7. Best Practices dari Sekolah

  • SD Negeri Inovatif A: mengalokasikan Rp25 juta (10 %) untuk menambah koleksi berbagai jam, ruang baca nyaman, serta 3 kali lomba bercerita.

  • SMP Cerdas Literasi: digitalisasi koleksi, manjaga database buku, dan membuat blogger perpustakaan untuk review buku.

8. Tantangan & Tips Mitigasi

  1. Kurangnya pemahaman tim sekolah

    • Solusi: adakan sosialisasi juknis BOS serta workshop perencanaan.
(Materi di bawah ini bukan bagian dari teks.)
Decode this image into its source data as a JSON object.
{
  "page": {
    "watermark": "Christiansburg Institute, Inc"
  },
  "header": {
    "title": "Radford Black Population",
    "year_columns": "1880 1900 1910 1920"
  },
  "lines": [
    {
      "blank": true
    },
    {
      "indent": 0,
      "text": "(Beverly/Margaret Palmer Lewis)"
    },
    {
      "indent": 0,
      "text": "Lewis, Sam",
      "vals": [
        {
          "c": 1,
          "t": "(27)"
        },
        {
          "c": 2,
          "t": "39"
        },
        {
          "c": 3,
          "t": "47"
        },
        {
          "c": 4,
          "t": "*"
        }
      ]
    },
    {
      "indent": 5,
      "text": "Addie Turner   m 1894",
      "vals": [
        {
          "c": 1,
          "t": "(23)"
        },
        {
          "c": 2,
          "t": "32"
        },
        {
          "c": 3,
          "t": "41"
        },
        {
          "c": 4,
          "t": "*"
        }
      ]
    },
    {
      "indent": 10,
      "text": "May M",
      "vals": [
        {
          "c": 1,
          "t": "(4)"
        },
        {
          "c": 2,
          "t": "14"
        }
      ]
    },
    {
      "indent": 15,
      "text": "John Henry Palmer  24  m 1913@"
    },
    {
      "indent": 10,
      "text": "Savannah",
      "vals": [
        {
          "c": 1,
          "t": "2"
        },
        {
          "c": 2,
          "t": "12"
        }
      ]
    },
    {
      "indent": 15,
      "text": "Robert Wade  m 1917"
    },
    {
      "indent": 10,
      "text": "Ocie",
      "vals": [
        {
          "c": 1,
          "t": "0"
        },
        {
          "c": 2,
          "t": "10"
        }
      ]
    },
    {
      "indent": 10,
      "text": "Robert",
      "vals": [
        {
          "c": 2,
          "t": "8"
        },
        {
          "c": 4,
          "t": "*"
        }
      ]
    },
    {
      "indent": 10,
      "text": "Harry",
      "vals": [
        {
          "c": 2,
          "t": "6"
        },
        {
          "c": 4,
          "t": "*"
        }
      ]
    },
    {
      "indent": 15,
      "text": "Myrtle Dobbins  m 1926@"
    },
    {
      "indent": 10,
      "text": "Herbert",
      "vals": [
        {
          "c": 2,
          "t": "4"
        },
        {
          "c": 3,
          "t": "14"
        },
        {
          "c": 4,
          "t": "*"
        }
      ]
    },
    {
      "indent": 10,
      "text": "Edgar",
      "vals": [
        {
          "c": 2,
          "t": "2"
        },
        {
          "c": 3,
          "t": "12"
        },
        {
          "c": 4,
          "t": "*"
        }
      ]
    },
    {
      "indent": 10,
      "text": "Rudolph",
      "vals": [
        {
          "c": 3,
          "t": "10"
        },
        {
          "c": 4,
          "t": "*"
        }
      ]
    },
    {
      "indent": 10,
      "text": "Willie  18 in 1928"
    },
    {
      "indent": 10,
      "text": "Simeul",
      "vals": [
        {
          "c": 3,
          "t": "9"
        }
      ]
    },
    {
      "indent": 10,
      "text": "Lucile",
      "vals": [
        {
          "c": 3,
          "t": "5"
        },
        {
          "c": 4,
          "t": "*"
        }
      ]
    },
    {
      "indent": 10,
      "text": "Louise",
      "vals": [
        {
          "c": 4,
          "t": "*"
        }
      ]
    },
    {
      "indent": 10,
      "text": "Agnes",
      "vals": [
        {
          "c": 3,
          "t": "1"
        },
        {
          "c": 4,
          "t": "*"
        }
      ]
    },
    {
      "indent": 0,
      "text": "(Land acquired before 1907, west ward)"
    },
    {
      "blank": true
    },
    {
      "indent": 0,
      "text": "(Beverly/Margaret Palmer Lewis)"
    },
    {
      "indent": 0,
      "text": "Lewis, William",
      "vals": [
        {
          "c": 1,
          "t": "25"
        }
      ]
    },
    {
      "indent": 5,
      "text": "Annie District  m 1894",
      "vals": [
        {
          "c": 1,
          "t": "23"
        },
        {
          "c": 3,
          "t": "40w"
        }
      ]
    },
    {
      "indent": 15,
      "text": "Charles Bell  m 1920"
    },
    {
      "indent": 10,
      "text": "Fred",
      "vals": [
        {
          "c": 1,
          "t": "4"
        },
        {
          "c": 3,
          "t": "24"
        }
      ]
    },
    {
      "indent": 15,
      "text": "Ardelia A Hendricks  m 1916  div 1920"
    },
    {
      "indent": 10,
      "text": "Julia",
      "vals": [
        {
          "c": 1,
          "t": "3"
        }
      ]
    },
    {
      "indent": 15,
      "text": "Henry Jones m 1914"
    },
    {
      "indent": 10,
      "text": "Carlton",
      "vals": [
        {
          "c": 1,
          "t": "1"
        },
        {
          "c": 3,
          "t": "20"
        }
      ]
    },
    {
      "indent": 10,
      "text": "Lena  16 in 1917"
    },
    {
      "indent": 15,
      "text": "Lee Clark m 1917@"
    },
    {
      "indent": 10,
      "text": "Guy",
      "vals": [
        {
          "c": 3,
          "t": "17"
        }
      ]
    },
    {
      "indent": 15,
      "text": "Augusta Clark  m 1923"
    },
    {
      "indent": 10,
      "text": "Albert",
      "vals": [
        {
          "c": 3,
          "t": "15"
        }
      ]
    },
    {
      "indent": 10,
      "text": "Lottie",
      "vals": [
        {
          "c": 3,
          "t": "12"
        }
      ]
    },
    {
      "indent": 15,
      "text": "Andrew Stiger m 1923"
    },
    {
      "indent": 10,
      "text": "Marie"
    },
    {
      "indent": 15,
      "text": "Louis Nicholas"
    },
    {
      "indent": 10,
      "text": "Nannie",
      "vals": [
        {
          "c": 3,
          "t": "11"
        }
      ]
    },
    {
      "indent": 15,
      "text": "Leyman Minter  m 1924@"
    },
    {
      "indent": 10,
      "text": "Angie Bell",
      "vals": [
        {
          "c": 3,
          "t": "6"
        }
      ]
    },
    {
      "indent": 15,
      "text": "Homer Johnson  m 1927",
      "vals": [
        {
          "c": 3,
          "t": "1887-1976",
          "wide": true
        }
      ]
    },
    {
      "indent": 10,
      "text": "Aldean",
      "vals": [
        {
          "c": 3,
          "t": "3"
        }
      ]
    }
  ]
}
  2. Pembatalan anggaran karena honor berlebihan

    • Solusi: optimasi pembagian honor, pemeliharaan, dan penggunaan dana perpustakaan sesuai proporsi.

  3. Minat siswa rendah

    • Solusi: jadwalkan kegiatan rutin dan edukasi tenaga guru untuk mendorong literasi, serta adakan promosi kreatif acara baca.

Kesimpulan

Alokasi minimal 10 % Dana BOS Reguler untuk perpustakaan memberikan kesempatan besar untuk memperkuat fasilitas, koleksi, dan banyak kegiatan literasi di sekolah. Dengan tetap mematuhi ketentuan pemeliharaan (20 %) dan honor (maks. 50 %), sekolah dapat mewujudkan perpustakaan yang nyaman, lengkap, digital, serta menjadi pusat kegiatan literasi yang atraktif dan inspiratif.